# US Thanksgiving Dinner Data Exploration
In this project, we'll be working with Jupyter notebook and analyzing data on Thanksgiving dinner in the US.

In [None]:
import pandas as pd
data = pd.read_csv('data/thanksgiving.csv', encoding='Latin-1')
print(data.head(5))
print(data.columns)

In [None]:
# what answers are available for this question?
column = 'Do you celebrate Thanksgiving?'
x = data[column].value_counts()
print(x)

# find only those who celebrate Thanksgiving (i.e., answer is 'Yes')
data = data[data['Do you celebrate Thanksgiving?'] == 'Yes']

In [None]:
# what kind of main dishes people have for dinner?
column = 'What is typically the main dish at your Thanksgiving dinner?'
x = data[column].value_counts()
print(x)

In [None]:
# do those who have 'tofurkey' as main dish, have groovy?
column1 = 'What is typically the main dish at your Thanksgiving dinner?'
column2 = 'Do you typically have gravy?'
newdata = data[data[column1] == 'Tofurkey']
print(newdata[column2])

In [None]:
# how many people eat Apple, Pecan or Pumpkin pie during Thanksgiving dinner
apple_column   = 'Which type of pie is typically served at your Thanksgiving dinner? Please select all that apply. - Apple'
pecan_column   = 'Which type of pie is typically served at your Thanksgiving dinner? Please select all that apply. - Pecan'
pumpkin_column = 'Which type of pie is typically served at your Thanksgiving dinner? Please select all that apply. - Pumpkin'

apple_isnull   = data[apple_column].isnull()
pecan_isnull   = data[pecan_column].isnull()
pumpkin_isnull = data[pumpkin_column].isnull()

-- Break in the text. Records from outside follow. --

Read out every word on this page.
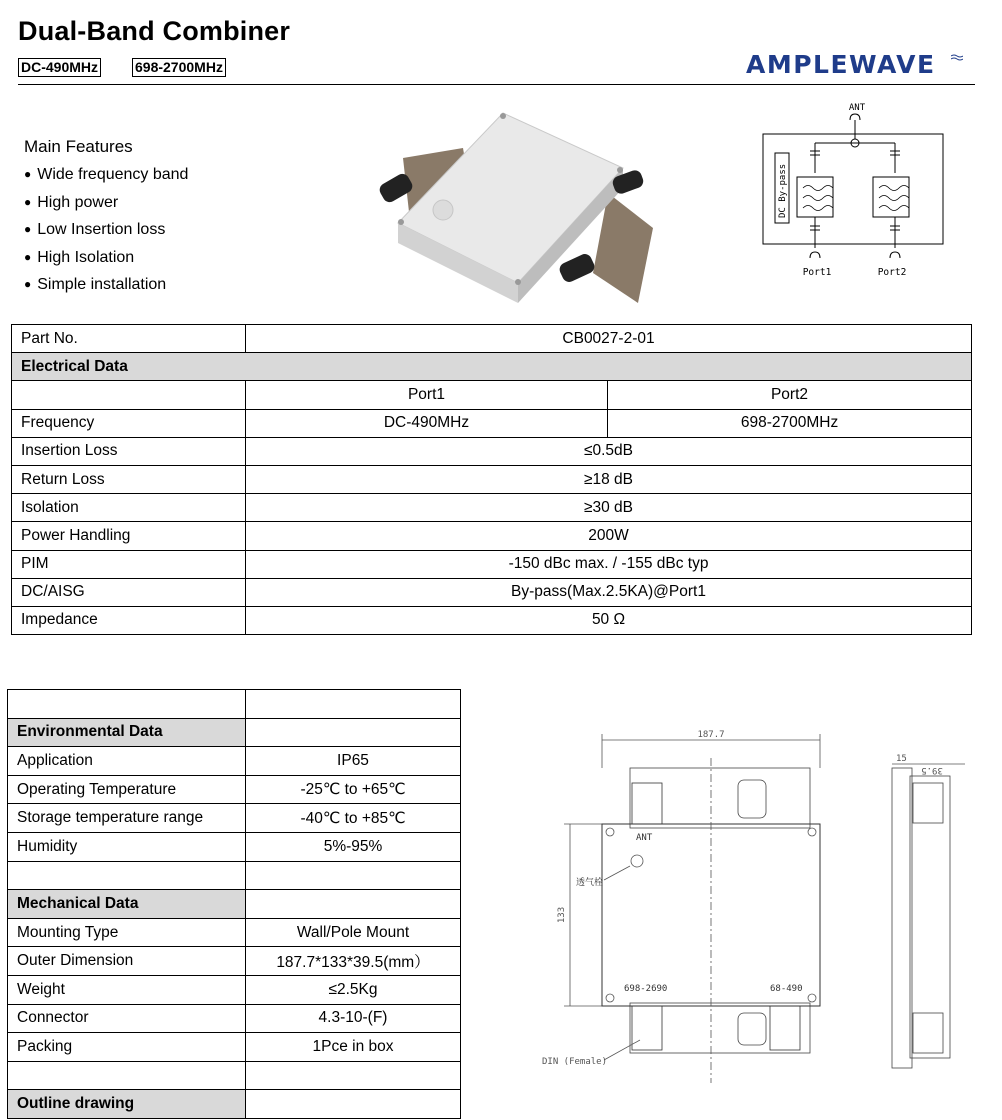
Dual-Band Combiner
DC-490MHz	698-2700MHz	AMPLEWAVE
Main Features
● Wide frequency band
● High power
● Low Insertion loss
● High Isolation
● Simple installation
ANT
DC By-pass
Port1	Port2
Part No.	CB0027-2-01	
Electrical Data		
	Port1	Port2
Frequency	DC-490MHz	698-2700MHz
Insertion Loss	≤0.5dB	
Return Loss	≥18 dB	
Isolation	≥30 dB	
Power Handling	200W	
PIM	-150 dBc max. / -155 dBc typ	
DC/AISG	By-pass(Max.2.5KA)@Port1	
Impedance	50 Ω	

Environmental Data	
Application	IP65
Operating Temperature	-25℃ to +65℃
Storage temperature range	-40℃ to +85℃
Humidity	5%-95%

Mechanical Data	
Mounting Type	Wall/Pole Mount
Outer Dimension	187.7*133*39.5(mm）
Weight	≤2.5Kg
Connector	4.3-10-(F)
Packing	1Pce in box

Outline drawing	
187.7
133
ANT
透气栓
698-2690	68-490
DIN (Female)
15
39.5
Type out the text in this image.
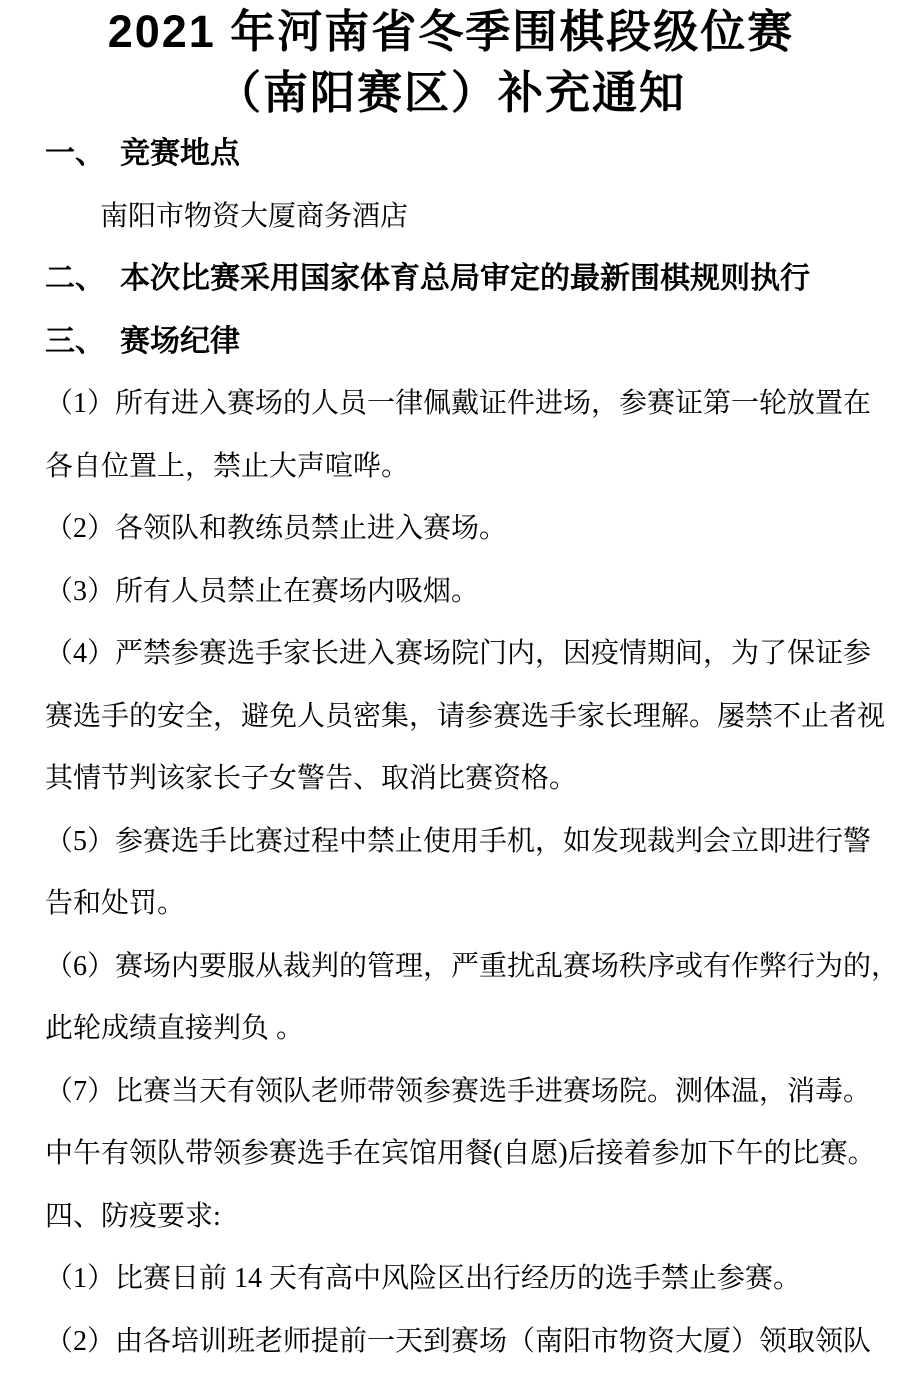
2021 年河南省冬季围棋段级位赛

（南阳赛区）补充通知

一、　竞赛地点

南阳市物资大厦商务酒店

二、　本次比赛采用国家体育总局审定的最新围棋规则执行

三、　赛场纪律

（1）所有进入赛场的人员一律佩戴证件进场，参赛证第一轮放置在

各自位置上，禁止大声喧哗。

（2）各领队和教练员禁止进入赛场。

（3）所有人员禁止在赛场内吸烟。

（4）严禁参赛选手家长进入赛场院门内，因疫情期间，为了保证参

赛选手的安全，避免人员密集，请参赛选手家长理解。屡禁不止者视

其情节判该家长子女警告、取消比赛资格。

（5）参赛选手比赛过程中禁止使用手机，如发现裁判会立即进行警

告和处罚。

（6）赛场内要服从裁判的管理，严重扰乱赛场秩序或有作弊行为的，

此轮成绩直接判负 。

（7）比赛当天有领队老师带领参赛选手进赛场院。测体温，消毒。

中午有领队带领参赛选手在宾馆用餐(自愿)后接着参加下午的比赛。

四、防疫要求:

（1）比赛日前 14 天有高中风险区出行经历的选手禁止参赛。

（2）由各培训班老师提前一天到赛场（南阳市物资大厦）领取领队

ate_pies = apple_isnull & pecan_isnull & pumpkin_isnull
print(ate_pies.value_counts())
'''
False means that a person ate at least one of the types of pies
True means that they ate none of the types of pies
-
False    876
True     104
'''

In [None]:
# Converting Age To Numeric
def str_to_int(value):
    if pd.isnull(value):
        return None
    value = value.replace("+", " ")
    value = value.split(" ")[0]
    return(int(value))

data['int_age'] = data['Age'].apply(str_to_int)
print(data['int_age'].describe())

### Main findings:
- Mean age is 40.09 years old.
- Deviation is +/- 15 years.
- Minimal age is 18 yo
- Maximum age is 60 yo

In [None]:
# Converting Income To Numeric
def inc_to_num(value):
    if pd.isnull(value):
        return None
    elif value == "$200,000 and up":
        return 200000
    elif value == "Prefer not to answer":
        return None
    value = value.replace("$", "").replace(",", "")
    value = value.split(" ")[0]
    return(int(value))

column = 'How much total combined money did all members of your HOUSEHOLD earn last year?'
data['int_income'] = data[column].apply(inc_to_num)
print(data['int_income'].describe())

### Main findings:
- Mean income is 75965 US Dollars.
- Deviation is +/- 59068 US Dollars.
- Minimal income is 0
- Maximum income is 200000

In [None]:
# Correlating Travel Distance And Income
newdata = data[data['int_income'] < 150000]
newdata['How far will you travel for Thanksgiving?'].value_counts()

newdata = data[data['int_income'] > 150000]
newdata['How far will you travel for Thanksgiving?'].value_counts()

### Main findings:
- We've reviewed travel preferences of two categories:
  - People with income < 150000 USD / year
  - People with income > 150000 USD / year
- Majority of people in both categories do not like to travel at all
- Do not think there is any strong correlation here

In [None]:
# Linking Friendship And Age
column1 = 'Have you ever tried to meet up with hometown friends on Thanksgiving night?'
column2 = 'Have you ever attended a "Friendsgiving?"'

# pivot table showing the average age of respondents for each category
table = data.pivot_table(values='int_age', index=column1, columns=column2)
table

In [None]:
# pivot table showing the average income of respondents for each category
table = data.pivot_table(values='int_income', index=column1, columns=column2)
table

### Main findings:

According to the age and income bin analysis, those who have not been to "FG", have higher incomes on average. Those who have been to "FG" and who have tried to meet up with home town friends, have lower incomes on average. This really only suggests that lower income people are more likely to answer "Yes" to both questions than those who answer "No" to either.

### Some potential next steps:

- Figure out the most common dessert people eat.
- Figure out the most common complete meal people eat.
- Identify how many people work on Thanksgiving.
- Find regional patterns in the dinner menus.
- Find age, gender, and income based patterns in dinner menus.